ACCOMMODATION: Crew of two on flight deck, plus cabin attendant. Dual controls standard. Standard seating for 30 passengers, in ten rows of three at 76 cm (30 in) pitch, with wide aisle. Seat rails fitted to facilitate changes in configuration. Galley, toilet and cabin attendant's seat at rear. Large overhead baggage lockers. Entire accommodation soundproofed and air-conditioned. Baggage compartments in nose and to rear of cabin, each with external access and capable of holding a combined total of 500 kg (1,100 lb) of baggage. Passenger door is at rear of cabin on port side. Passenger version has two emergency exits on the starboard side, two on the port side (including passenger door) and one in the flight deck roof. Mixed traffic version has full access to these emergency exits. For mixed passenger/freight operation a partition divides the cabin into a rear passenger area (typically for 18 persons) and a forward cargo compartment, the latter being loaded through a large port side door capable of admitting ATA 'D' type containers. In all-cargo configuration the cabin can accommodate up to seven 'D' type containers, with ample space around them for additional freight. Cabin floor is flat throughout its length, and is designed to support loadings of 181 kg (400 lb) per foot run at 610.3 kg/m² (125 lb/sq ft). Locally reinforced areas of higher strength are also provided. Seat rails can be used as cargo lashing points. Freight loading is facilitated by the low level cabin floor.

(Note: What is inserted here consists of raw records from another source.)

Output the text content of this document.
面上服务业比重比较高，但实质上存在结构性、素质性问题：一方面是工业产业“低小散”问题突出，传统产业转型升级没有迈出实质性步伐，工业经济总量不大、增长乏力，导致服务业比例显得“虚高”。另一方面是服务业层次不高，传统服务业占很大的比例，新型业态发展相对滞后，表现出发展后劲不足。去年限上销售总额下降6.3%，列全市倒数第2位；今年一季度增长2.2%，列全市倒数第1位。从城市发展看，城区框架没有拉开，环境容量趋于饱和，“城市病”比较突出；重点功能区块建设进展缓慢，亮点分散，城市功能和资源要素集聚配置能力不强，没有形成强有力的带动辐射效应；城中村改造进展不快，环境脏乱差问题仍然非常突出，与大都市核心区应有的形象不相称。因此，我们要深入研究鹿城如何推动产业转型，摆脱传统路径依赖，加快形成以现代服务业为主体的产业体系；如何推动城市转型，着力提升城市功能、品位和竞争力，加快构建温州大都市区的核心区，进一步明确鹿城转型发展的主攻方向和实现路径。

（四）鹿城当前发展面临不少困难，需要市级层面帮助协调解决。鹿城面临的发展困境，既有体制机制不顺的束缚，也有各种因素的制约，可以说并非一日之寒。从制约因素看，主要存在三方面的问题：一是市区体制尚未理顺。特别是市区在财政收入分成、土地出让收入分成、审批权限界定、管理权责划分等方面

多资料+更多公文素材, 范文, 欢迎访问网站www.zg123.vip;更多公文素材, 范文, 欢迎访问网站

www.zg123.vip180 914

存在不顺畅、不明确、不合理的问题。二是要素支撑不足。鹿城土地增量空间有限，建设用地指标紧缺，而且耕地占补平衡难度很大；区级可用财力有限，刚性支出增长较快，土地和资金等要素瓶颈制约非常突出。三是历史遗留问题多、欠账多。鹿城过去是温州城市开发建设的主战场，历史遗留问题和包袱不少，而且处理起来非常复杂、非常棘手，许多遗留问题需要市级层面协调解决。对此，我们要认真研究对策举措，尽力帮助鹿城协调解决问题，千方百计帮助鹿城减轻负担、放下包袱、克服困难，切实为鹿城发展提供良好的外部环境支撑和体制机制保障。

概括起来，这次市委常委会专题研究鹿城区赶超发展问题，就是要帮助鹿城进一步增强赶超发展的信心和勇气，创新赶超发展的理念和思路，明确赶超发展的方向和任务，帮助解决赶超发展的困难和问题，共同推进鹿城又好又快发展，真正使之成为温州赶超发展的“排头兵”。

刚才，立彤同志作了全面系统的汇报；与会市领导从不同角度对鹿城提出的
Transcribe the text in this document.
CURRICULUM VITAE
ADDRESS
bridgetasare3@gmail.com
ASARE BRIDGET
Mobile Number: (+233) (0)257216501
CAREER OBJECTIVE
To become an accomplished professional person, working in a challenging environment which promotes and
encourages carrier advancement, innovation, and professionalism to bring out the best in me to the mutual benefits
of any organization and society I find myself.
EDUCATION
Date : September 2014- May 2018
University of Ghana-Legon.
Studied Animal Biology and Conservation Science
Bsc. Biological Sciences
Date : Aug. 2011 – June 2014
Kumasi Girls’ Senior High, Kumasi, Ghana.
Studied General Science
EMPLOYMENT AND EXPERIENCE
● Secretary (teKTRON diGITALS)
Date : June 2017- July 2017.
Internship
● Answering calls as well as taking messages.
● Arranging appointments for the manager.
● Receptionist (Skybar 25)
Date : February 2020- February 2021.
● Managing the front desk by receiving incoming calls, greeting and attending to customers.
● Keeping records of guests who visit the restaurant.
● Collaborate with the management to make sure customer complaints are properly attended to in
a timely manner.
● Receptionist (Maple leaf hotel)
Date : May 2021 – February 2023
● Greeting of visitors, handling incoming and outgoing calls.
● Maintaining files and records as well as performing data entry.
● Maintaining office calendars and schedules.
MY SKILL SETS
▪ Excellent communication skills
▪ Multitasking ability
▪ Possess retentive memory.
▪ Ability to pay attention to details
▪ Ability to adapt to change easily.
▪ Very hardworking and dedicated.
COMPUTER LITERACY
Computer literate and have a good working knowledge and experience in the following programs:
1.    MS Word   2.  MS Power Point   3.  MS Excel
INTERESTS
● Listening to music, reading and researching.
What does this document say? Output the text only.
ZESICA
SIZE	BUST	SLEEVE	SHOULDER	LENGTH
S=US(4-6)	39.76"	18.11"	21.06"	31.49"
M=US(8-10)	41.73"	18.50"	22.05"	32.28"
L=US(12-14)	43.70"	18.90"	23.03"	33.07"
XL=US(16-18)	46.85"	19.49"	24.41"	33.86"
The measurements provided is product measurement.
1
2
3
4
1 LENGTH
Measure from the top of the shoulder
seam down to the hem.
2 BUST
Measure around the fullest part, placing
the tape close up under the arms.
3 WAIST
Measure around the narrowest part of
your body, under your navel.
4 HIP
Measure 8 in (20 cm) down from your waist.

SYSTEMS: Hamilton Standard air-conditioning system, using engine bleed air. Hydraulic system of 207 bars (3,000 lb/sq in), supplied by engine driven pumps, operates landing gear, nosewheel steering, flaps and brakes (at half pressure) and includes emergency accumulators. Air/oil reservoir pressurised to 1.72 bars (25 lb/sq in) at 20°C. Main electrical system, for general services, is 28V DC and is of the split busbar type with cross-coupling for essential services. Lucas 28V 250A DC starter/generator for engine starting and aircraft services, with separate 1.5kW 200V AC output for windscreen anti-icing and demisting. Special AC sources of 115V and 26V available at 400Hz for certain instruments, avionics and fuel booster pumps. Anti-icing standard for engine intake ducts, inlet lips and propellers. Optional de-icing of wing and tailplane leading-edges.

AVIONICS: Wide range of radio and navigation equipment available to customer's requirements. Typical standard avionics comprise duplicated VHF communications and navigation systems, two glideslope/marker beacon receivers, two ILS repeaters, two radio magnetic indicators, one ADF, one transponder, one DME, PA system and weather radar. Flight data recorder and voice recorder available as standard options.

EQUIPMENT: Passenger safety equipment standard.